Gülen, trafik sigortasında serbest tarifeye geçilmesi konusunda sektörün istekli olduğuna değinerek, “Özellikle hiç kaza yapmayan sigortalılar için çok daha adil ve sağlıklı primlendirme yapılabilmesi için, en sağlıklı yöntem olması nedeni ile serbest tarifeye geçilmesi gerekiyor. Çünkü tüm araçlara bakıldığında, trafikte 100 araçtan sadece 4 adedi kaza yapıyor.” şeklinde konuştu.

Sektörün trafik sigortası gündeminden kendini artık kurtarması gerektiği de vurgu yapan Gülen, “Birlik Yönetim Kurulu olarak trafik sigortasını sektörün gündeminden çıkarmak istiyoruz. Çünkü trafik o kadar gündemi meşgul ediyor ki, sektörün çok daha üzerinde düşünmesi gereken konulardan zaman çalan bir ürün olarak tam odağımızda yer alıyor. Bunu çözersek, gerçekten büyük bir zaman açığa çıkacak, başka konuları düşünmeye başlayacağız.” diye konuştu.

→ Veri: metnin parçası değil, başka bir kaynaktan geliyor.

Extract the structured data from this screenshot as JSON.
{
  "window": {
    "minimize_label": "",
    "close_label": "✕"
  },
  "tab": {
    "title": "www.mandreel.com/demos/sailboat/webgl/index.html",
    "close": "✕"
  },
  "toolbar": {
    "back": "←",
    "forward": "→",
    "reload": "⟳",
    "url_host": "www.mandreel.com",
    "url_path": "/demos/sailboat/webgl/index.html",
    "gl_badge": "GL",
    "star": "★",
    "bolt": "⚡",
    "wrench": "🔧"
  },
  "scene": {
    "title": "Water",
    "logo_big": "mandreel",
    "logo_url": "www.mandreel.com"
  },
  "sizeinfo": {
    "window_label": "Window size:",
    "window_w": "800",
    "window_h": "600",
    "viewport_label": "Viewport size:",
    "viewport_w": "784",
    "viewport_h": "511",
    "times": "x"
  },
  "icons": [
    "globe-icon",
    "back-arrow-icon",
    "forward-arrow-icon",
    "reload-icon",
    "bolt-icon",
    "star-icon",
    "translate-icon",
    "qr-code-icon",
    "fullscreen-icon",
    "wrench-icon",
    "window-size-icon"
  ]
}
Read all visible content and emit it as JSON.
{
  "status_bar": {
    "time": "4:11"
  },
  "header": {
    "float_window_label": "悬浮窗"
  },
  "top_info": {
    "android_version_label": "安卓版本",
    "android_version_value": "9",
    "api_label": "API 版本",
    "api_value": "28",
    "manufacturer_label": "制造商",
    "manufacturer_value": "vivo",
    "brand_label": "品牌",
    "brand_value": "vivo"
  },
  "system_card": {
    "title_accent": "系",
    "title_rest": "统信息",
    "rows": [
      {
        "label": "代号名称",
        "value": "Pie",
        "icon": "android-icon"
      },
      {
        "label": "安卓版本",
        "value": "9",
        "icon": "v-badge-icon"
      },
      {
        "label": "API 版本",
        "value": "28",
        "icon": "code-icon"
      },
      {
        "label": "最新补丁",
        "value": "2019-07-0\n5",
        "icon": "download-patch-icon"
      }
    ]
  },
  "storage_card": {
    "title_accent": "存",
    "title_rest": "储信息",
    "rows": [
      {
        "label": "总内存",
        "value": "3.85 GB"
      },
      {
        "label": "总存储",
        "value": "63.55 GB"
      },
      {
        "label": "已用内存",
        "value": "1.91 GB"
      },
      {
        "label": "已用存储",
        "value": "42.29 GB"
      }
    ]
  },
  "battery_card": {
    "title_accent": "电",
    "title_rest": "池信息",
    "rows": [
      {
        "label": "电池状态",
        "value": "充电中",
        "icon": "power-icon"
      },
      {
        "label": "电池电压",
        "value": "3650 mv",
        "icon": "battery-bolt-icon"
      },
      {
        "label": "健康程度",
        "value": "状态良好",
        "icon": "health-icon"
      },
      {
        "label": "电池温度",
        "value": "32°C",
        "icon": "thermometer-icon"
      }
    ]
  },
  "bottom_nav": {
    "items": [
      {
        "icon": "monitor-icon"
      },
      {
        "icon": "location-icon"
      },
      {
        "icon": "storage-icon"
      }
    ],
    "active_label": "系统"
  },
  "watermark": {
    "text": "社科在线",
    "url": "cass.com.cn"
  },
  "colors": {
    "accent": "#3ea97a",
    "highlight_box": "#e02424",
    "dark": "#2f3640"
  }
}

BES yeni rekorlarına koşuyor…

Bireysel Emeklilik Sistemi’nin (BES) son yıllarda büyük ilgi gördüğünü ve bunun sonucunda 1 trilyon TL gibi önemli bir fon büyüklüğünü Mayıs ayının sonuna doğru aştığını hatırlatan Uğur Gülen, “1 trilyon TL’lik büyüklüğün 938 milyar TL’si kişilerin tasarruflarından, 70 milyar TL’si de işverenlerin çalışanlarını otomatik BES’e dahil ettiği Otomatik Katılım Sistemi’ndeki (OKS) çalışanların tasarruflarından oluştu. 1 trilyon TL’nin 120 milyar TL’ye yakını da devletin sistemdeki kişiler için yaptığı yüzde 30’luk katkıların değerlendiği fonlardan kaynaklandı. BES sayesinde bugün 16.3 milyon kişi tasarruf ediyor ki; bu da nüfusun yüzde 20’si, çalışanların ise yüzde 32’si anlamına geliyor.” dedi.
1 trilyon TL’nin tasarruf sahipleri üzerinde büyük etkisi olduğunun altını çizen Gülen sözlerini şöyle sürdürdü: “Fon birikimi büyüdükçe sistemdeki kişilerin getirileri de artıyor. Son yıllarda BES getirileri her daim enflasyonun çok üzerinde oldu. Sadece 2024’ün ilk dört ayında BES’in getirisi enflasyonun 10 puan üzerinde BES’teki hisse fonlarının getirisi enflasyonun 40 puan üzerinde gerçekleşti.”